The herbs are parsley, tarragon and basil, all from the garden or a pot (the basil). The courgettes are also from the garden, but we have to buy potatoes now that we have exhausted the produce from our potato bags. The salmon is marinaded in the herbs before frying and the strength of the tarragon and basil are very apparent.

The Wine Society’s Chilean Chardonnay, Limari Valley 2010 is 14% alcohol and costs £5.95. It is made for the Wine Society by
Concha y Toro. This is characteristic Chardonnay part way between the purer Australian style like Jacob’s Creek and a junior Burgundy. There is plenty of fruit and just a hint of oak, but it is a bit short of minerality for me. It is clean, no one will find this in any way challenging, but good value.

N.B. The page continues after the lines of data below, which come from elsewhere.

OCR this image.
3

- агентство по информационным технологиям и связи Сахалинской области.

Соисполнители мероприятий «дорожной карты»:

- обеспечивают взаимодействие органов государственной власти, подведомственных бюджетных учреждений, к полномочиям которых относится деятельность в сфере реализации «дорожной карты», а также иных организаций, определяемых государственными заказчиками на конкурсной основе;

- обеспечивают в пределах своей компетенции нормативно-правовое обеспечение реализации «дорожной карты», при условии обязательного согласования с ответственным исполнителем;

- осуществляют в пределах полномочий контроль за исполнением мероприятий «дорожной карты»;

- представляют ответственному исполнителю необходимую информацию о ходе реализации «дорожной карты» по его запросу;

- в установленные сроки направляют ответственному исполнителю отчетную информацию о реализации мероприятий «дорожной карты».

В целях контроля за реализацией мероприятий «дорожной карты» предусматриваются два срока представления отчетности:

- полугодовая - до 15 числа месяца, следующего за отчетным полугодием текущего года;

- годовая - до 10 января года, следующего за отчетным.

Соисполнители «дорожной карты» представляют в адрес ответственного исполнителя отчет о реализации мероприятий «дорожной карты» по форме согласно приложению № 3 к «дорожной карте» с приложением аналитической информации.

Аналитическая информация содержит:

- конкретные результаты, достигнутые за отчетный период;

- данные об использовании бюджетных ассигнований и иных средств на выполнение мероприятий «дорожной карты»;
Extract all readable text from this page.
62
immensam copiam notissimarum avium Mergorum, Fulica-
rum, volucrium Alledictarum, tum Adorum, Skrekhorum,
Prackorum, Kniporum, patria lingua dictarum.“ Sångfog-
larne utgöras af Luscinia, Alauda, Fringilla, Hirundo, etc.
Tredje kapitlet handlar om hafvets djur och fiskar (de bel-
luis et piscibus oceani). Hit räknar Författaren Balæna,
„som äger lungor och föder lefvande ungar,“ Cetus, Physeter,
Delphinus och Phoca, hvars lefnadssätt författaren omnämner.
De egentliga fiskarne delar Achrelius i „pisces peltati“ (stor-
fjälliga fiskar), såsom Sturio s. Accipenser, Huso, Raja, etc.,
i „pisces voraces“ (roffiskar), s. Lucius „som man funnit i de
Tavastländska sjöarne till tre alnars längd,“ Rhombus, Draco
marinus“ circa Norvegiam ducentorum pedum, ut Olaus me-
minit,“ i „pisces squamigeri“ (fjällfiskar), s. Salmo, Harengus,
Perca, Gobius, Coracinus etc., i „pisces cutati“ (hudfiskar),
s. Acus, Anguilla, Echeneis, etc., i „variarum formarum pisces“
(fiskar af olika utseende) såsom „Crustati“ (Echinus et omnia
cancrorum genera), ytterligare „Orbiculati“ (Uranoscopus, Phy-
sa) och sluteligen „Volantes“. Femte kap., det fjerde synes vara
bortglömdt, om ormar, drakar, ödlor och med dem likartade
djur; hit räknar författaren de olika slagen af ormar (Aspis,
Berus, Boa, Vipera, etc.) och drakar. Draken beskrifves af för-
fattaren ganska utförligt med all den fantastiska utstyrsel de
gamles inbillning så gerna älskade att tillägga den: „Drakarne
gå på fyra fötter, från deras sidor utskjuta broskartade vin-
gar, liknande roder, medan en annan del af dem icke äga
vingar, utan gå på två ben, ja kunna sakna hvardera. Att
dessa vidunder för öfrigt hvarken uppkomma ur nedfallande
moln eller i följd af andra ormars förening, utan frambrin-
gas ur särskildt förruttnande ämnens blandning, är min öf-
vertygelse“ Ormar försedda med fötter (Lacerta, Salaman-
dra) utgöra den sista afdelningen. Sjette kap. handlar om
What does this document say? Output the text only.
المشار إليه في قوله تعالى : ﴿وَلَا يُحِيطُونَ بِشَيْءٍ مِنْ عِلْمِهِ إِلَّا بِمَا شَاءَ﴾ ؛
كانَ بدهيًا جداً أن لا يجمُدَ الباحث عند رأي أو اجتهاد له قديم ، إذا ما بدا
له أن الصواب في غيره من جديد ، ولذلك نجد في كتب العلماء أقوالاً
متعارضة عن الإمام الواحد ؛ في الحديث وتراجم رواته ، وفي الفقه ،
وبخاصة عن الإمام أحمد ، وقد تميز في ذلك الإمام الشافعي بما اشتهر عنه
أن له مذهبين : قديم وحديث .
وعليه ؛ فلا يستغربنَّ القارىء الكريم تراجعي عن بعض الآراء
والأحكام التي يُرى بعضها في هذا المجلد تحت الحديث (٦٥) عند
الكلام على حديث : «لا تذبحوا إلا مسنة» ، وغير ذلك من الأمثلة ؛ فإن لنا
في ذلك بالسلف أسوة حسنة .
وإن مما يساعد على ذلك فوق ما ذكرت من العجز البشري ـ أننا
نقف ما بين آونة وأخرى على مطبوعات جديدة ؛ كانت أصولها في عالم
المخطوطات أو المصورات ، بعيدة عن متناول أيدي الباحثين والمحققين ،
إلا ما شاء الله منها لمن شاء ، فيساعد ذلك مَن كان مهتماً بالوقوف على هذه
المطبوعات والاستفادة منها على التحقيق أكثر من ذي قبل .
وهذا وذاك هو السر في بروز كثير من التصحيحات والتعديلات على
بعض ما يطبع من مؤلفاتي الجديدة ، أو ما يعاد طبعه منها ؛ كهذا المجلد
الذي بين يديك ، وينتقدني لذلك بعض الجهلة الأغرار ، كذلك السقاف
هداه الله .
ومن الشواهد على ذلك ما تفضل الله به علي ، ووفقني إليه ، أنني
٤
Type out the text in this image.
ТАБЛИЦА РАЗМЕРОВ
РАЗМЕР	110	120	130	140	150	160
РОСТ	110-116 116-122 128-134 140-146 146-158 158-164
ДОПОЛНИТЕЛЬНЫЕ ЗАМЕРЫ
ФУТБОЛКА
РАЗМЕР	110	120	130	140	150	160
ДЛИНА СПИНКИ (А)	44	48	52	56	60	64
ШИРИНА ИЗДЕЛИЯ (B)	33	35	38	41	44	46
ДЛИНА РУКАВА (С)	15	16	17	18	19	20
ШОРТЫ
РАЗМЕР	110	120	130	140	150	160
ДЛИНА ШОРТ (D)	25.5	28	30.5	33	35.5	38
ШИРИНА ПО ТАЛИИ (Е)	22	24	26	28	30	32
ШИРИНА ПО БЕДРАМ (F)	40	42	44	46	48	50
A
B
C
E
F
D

Leyda Reserva Chardonnay 2010 is 14% alcohol and costs £6.50. It is made by Wines of Chile, though purchased from the Wine Society. This differs in being significantly more mineral. The fruit leans more to the citrous and away from melon and pineapple, the oak is similarly subtle, but the big difference is the stronger minerality and the persistence of the finish. This is pretty good and the one we continued to drink through the meal. At its higher price it should be a bit better, but for me the taste difference more than justified the higher price. I would buy this again.